After rewiring my power center
and replacing my batteries, there was
only one thing left to do, adding 16 Evergreen EC 110 photovoltaic panels
For years my house has limped by on less than 480Watts of PV panels. This worked when the wind generators were functional, but as the PV panels turned brown, the batteries old, the current array just wasn't big enough.
I also had plans to add a DC refridgerator and DC deep well pump to replace propane powered devices. Because of the difficulty of getting propane delivery for 6 months of the year (winter), and the rising cost of propane, I wanted to switch to an entirely renewable source of energy. This additional heavy DC loads forced me to upgrade to around a 2KW system. Typically winter around here has been tense, with short but cold days. I wanted sufficient power to not worry about the winter months anymore in the slightest.

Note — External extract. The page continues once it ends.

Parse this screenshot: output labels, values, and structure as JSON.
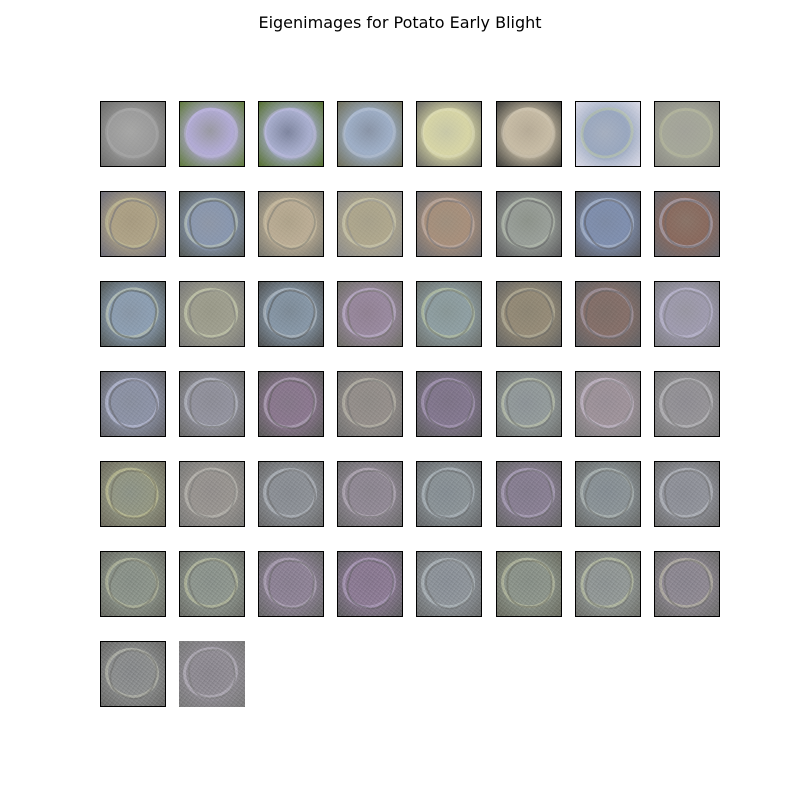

The concept of adding several racks of photovoltaic panels to the geodesic domes was unpleasant, and would be a nightmare of engineering. Instead I decided to mount them on my 3 car garage, which convieniently is mostly aligned due south, and only 140 feet from the power shed.
I first used my GnuAE program to size the new array properly. I also used my Solar Pathfinder to find the optimal height on the garage roof. It turned out that mounting the panels straddling the roof gave me an extra hour of sunlight per day without removing any trees. At first I wasn;t sure mounting them straddling the roof would work, mostly because the winds here can be fierce at times. It's often averaging around 50mph, and gusting at 80mph more than a few days a year. I finally decided that the leading edge of the panels would be facing mostly into the wind, and added extra diagonal bracing.

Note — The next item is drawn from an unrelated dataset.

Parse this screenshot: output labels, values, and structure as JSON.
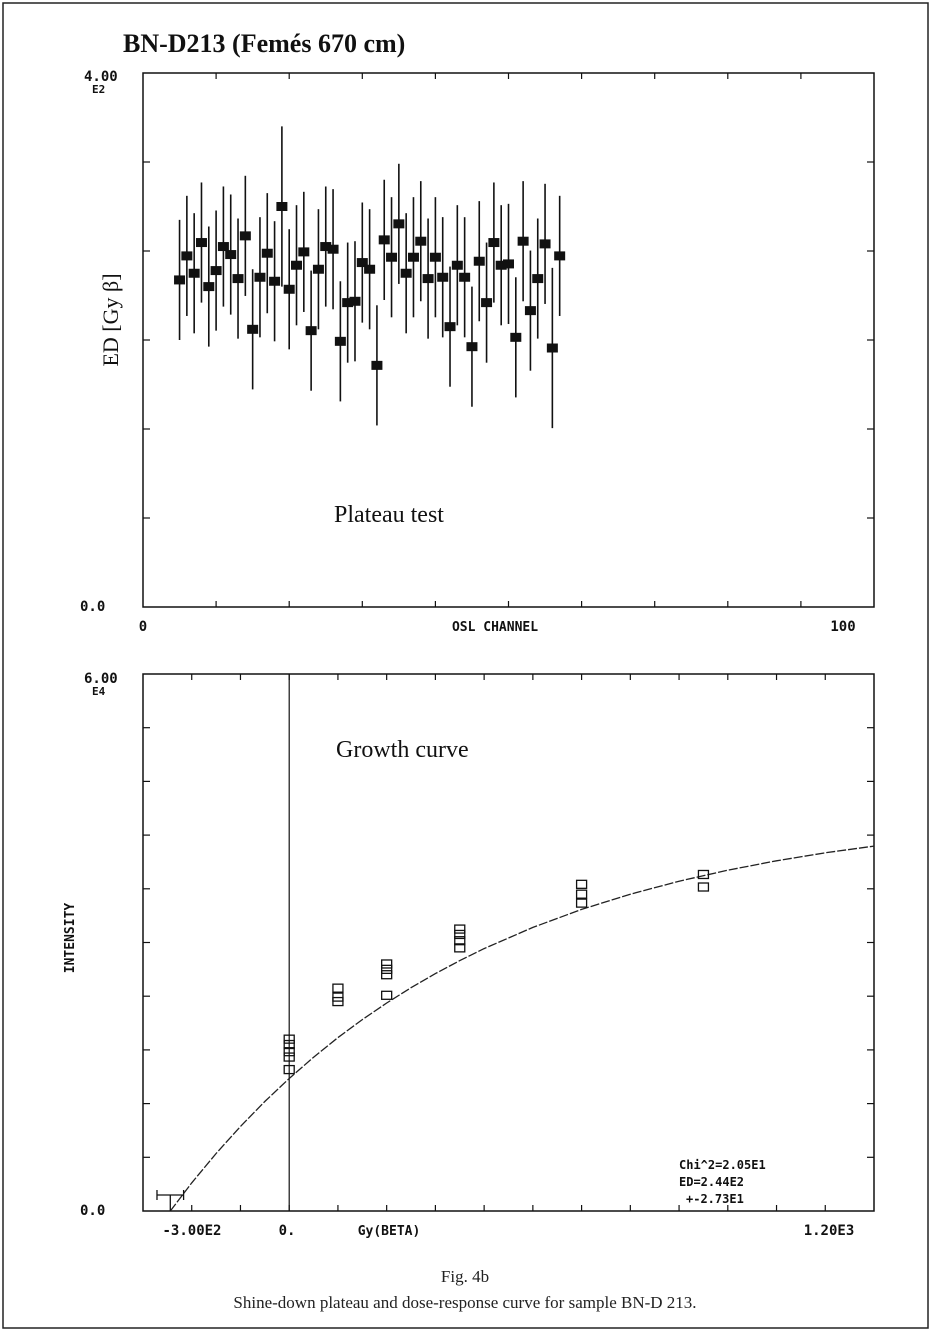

Rather than build my own racks, I broke down and bought Uni-Solar racks, which later on I really appreciated. I had decided to use Evergreen 110 watt panels, because they were readily available and use environmentally friendly manufacturing techniques. The hardest part turned out to be putting the footers for the racks on through my shake shingle roof. I had to buy the extra standoff footers from Uni-Solar, since the default ones only work on an regular singles. Then I had to use plumber vent flashing around each foot. Working the flashing under the shingles turned out to be the hardest part. Vent flashing for 1.5 inch pipe also turned out to be very difficult to find, but eventually I managed to order some.

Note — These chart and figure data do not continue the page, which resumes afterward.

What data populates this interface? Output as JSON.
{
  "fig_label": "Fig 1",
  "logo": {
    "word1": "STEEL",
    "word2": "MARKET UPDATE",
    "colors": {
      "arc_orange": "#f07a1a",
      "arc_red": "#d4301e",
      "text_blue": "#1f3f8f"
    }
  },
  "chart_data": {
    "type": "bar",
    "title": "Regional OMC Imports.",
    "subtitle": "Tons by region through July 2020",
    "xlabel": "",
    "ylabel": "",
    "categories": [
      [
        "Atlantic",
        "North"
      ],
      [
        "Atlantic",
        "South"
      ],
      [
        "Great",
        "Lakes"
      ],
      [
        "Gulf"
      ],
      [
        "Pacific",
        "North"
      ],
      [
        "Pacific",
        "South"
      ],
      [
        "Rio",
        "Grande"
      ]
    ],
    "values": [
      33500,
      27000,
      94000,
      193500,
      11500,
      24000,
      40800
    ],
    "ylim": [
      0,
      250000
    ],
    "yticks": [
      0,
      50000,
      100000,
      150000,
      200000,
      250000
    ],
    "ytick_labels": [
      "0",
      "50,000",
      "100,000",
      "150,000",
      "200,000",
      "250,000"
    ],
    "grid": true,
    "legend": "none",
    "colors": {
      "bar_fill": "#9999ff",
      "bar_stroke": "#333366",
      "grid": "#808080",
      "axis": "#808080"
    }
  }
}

Since the array was going to be 140 feet from the power shed, I wired the panels to produce 48 volts DC, and bought an Outback MX60 charge controller that takes a 60Amp/48VDC input, and puts out 24VDC to my battery bank. I also ran two pairs of AWG #2 wire in parallel, because I needed to keep the voltage drop & voltage loss down below 3%. It's also much easier working with two pairs of AWG #2, than a single thick pair of AWG #01.
I did most of the work over the fall and winter of 2003-2004, a day or two a week till it was done. The most time consuming part was digging the ditch, and mounting the feet for the Uni-Racs. Once the racks were up, it only took an hour or so per rack to get everything mounted and wired up. There is room in the wiring to add more arrays in the future, so I only have to do this project once.